The technology has changed. Cricket bats are now aerodynamically designed while at the same time being lightweight, allowing the batsman to improve on his timing and speed. Football boots are designed to cater to specific needs- there are different boots for speed and finesse. Cyclists now have specially designed aerodynamic helmets and cycling suits that reduce the impact of wind resistance. Tennis players have different shoes for different surfaces. To take it a step further, many athletes are now getting custom-made gear designed specifically for the individual, rather than the role he plays for the team. Shoes are made taking into account the sole of the player, racquets are made to weigh just the right amount for the player to be perfectly balanced, thus maximising his output.
Usain Bolt is a perfect embodiment of the modern day athlete: ’9.58′ is a testament to physical conditioning and sports technology, and that might well change in the next two weeks.
But is that the lasting contribution this generation will have made to sports? Improvements? Enhancements? Is that all?
Imagine a ‘History of Sports’ book (e-book?) a hundred years from now. ‘The 18th and 19th century was an important time in the history of sports. Sports like cricket, football, rugby, baseball, lawn tennis, table tennis, badminton, cricket and basketball were invented. The 20th century was just spent making those sports really good. The turn of the 21st century saw the entire world say ‘Whoa’, because it was then that the sports became really really good.’
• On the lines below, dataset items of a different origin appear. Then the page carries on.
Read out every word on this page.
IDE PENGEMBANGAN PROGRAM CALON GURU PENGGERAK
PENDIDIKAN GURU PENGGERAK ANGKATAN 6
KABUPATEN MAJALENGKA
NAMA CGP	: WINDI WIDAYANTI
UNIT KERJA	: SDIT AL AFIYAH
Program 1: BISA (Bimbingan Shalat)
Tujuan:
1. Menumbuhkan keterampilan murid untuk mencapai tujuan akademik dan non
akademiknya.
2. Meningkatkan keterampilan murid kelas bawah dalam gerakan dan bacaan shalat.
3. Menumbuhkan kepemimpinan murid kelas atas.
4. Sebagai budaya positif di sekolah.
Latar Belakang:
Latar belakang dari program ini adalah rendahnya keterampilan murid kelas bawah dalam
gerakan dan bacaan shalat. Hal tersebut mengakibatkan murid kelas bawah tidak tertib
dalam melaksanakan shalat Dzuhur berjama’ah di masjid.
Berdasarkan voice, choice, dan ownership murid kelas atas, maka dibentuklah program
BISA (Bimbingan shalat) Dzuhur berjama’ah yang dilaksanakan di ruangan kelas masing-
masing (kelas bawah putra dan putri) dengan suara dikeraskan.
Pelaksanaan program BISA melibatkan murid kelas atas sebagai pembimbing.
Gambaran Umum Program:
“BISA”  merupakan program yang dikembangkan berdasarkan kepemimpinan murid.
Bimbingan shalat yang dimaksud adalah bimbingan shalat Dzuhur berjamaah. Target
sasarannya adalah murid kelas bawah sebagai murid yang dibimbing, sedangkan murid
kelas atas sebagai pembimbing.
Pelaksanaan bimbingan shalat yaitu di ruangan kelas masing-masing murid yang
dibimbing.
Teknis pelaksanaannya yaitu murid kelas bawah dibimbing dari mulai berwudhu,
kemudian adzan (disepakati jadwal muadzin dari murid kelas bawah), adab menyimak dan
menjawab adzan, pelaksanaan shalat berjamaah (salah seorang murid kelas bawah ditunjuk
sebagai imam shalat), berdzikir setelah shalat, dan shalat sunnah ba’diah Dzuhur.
Simply put, why have we not invented a sport? Basketball is the newest of the lot, and Naismith invented it in 1895 – more than a century ago. Are we supposed to wait for another college professor looking for a creative way to keep his students fit and motivated? We know for a fact that it doesn’t take a lot to come up with a sport, per se. If you can hop on one leg, you can play hopscotch. School children are most resourceful when in the playing field. With limitations on space and time, they often come up with the most creative of games, which are often played by generations of school kids. On interacting with people later in life, in college and so forth, I realised that this was a national phenomenon. Every person I knew had played hopscotch!
Imagine if such creative inventions could trigger the creation of a full-fledged sport. In fact, with the introduction of iPads and smart phones, there is an even greater need to invent and popularise a new sport, wouldn’t you agree? If cricket and football don’t tempt youngsters, maybe a new sport will? It is possible that there are other sports out there that I’m unaware of. But that’s the point I’m trying to make. It’s been a hundred years since a sport went viral, and it doesn’t really look like there’s anything else in the pipeline. T20 and Futsal are the closest we’ve come to something new, and even we know we’re lying about it.
We are a generation that changed the game; how about we create one now?